What changed
The earlier 'One District–One Bank' model for EBT was found inadequate for financial inclusion. Under the new guidelines, village allocation for EBT must now align with the Service Area Approach used for FIP, ensuring the same bank serves both EBT and FIP in a village.
What it means for you
Banks must now coordinate their EBT and FIP responsibilities to avoid duplication or gaps in service. This convergence aims to make financial inclusion scalable and sustainable by leveraging existing banking infrastructure for benefit transfers.
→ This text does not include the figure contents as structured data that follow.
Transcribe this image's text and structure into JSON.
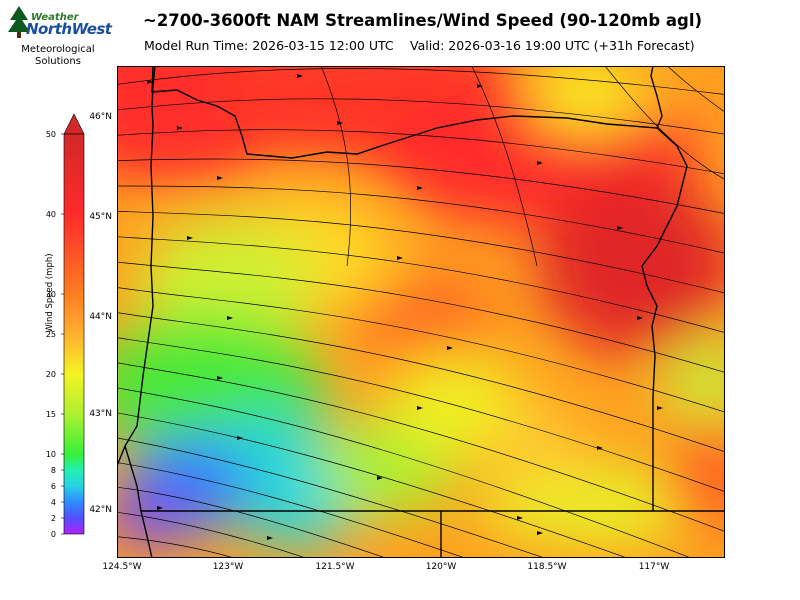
{
  "logo": {
    "name_top": "Weather",
    "name_main": "NorthWest",
    "subtitle_line1": "Meteorological",
    "subtitle_line2": "Solutions"
  },
  "title": "~2700-3600ft NAM Streamlines/Wind Speed (90-120mb agl)",
  "model_run": "Model Run Time: 2026-03-15 12:00 UTC",
  "valid_time": "Valid: 2026-03-16 19:00 UTC  (+31h Forecast)",
  "colorbar": {
    "label": "Wind Speed (mph)",
    "ticks": [
      "0",
      "2",
      "4",
      "6",
      "8",
      "10",
      "15",
      "20",
      "25",
      "30",
      "40",
      "50"
    ],
    "colors": [
      "#b020ff",
      "#5050ff",
      "#2f8bff",
      "#28d2e6",
      "#21f0b0",
      "#38f038",
      "#aef030",
      "#f4f424",
      "#ffb030",
      "#ff7d22",
      "#ff2a2a",
      "#d22828"
    ]
  },
  "map": {
    "lat_labels": [
      "46°N",
      "45°N",
      "44°N",
      "43°N",
      "42°N"
    ],
    "lon_labels": [
      "124.5°W",
      "123°W",
      "121.5°W",
      "120°W",
      "118.5°W",
      "117°W"
    ],
    "region": "Oregon and adjacent Washington, Idaho, California, Nevada"
  }
}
Lenders should expect clearer accountability and reduced operational friction with state governments.
What you must do
- Review and align your bank's EBT village assignments with FIP allocations under the Service Area Approach.
- Ensure branch-level coordination to avoid mismatches between benefit transfer and financial inclusion coverage.
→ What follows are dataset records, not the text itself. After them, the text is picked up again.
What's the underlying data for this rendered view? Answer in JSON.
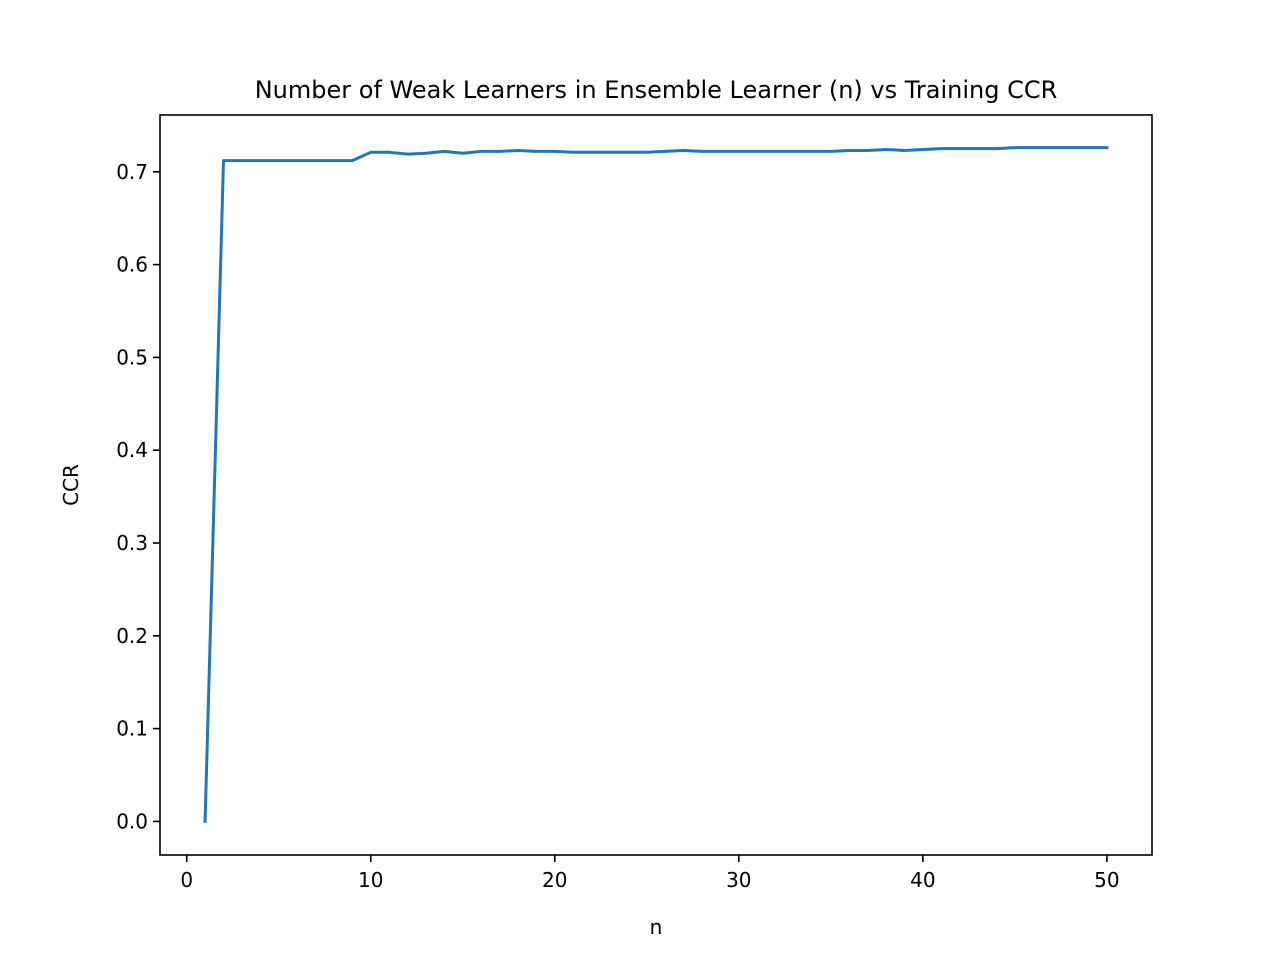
{
  "chart_data": {
    "type": "line",
    "title": "Number of Weak Learners in Ensemble Learner (n) vs Training CCR",
    "xlabel": "n",
    "ylabel": "CCR",
    "xlim": [
      -1.45,
      52.45
    ],
    "ylim": [
      -0.0362,
      0.7612
    ],
    "xticks": [
      0,
      10,
      20,
      30,
      40,
      50
    ],
    "xtick_labels": [
      "0",
      "10",
      "20",
      "30",
      "40",
      "50"
    ],
    "yticks": [
      0.0,
      0.1,
      0.2,
      0.3,
      0.4,
      0.5,
      0.6,
      0.7
    ],
    "ytick_labels": [
      "0.0",
      "0.1",
      "0.2",
      "0.3",
      "0.4",
      "0.5",
      "0.6",
      "0.7"
    ],
    "grid": false,
    "legend": "none",
    "series": [
      {
        "name": "Training CCR",
        "color": "#1f77b4",
        "x": [
          1,
          2,
          3,
          4,
          5,
          6,
          7,
          8,
          9,
          10,
          11,
          12,
          13,
          14,
          15,
          16,
          17,
          18,
          19,
          20,
          21,
          22,
          23,
          24,
          25,
          26,
          27,
          28,
          29,
          30,
          31,
          32,
          33,
          34,
          35,
          36,
          37,
          38,
          39,
          40,
          41,
          42,
          43,
          44,
          45,
          46,
          47,
          48,
          49,
          50
        ],
        "y": [
          0.0,
          0.712,
          0.712,
          0.712,
          0.712,
          0.712,
          0.712,
          0.712,
          0.712,
          0.721,
          0.721,
          0.719,
          0.72,
          0.722,
          0.72,
          0.722,
          0.722,
          0.723,
          0.722,
          0.722,
          0.721,
          0.721,
          0.721,
          0.721,
          0.721,
          0.722,
          0.723,
          0.722,
          0.722,
          0.722,
          0.722,
          0.722,
          0.722,
          0.722,
          0.722,
          0.723,
          0.723,
          0.724,
          0.723,
          0.724,
          0.725,
          0.725,
          0.725,
          0.725,
          0.726,
          0.726,
          0.726,
          0.726,
          0.726,
          0.726
        ]
      }
    ]
  }
}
- Implement the enclosed operational guidelines for EBT-FIP convergence across all pilot and new districts.
- Engage with state governments to resolve any discrepancies in village allocation promptly.
Who it affects
All scheduled commercial banks implementing EBT, Banks participating in the Financial Inclusion Plan (FIP), State governments and district-level banking committees
Why was the 'One District–One Bank' model replaced?
Stakeholders reported difficulties in scaling the model, and it failed to achieve financial inclusion objectives because the designated bank for EBT often differed from the bank assigned under FIP for the same village.
How will the new guidelines affect my bank's operations?
Your bank must now ensure that the same branch handles both EBT and FIP in a given village, based on the Service Area Approach. This may require reallocation of villages and closer coordination with state authorities.
What is the expected outcome of this convergence?
RBI expects a scalable and sustainable financial inclusion model, with clearer accountability and reduced confusion for both banks and beneficiaries.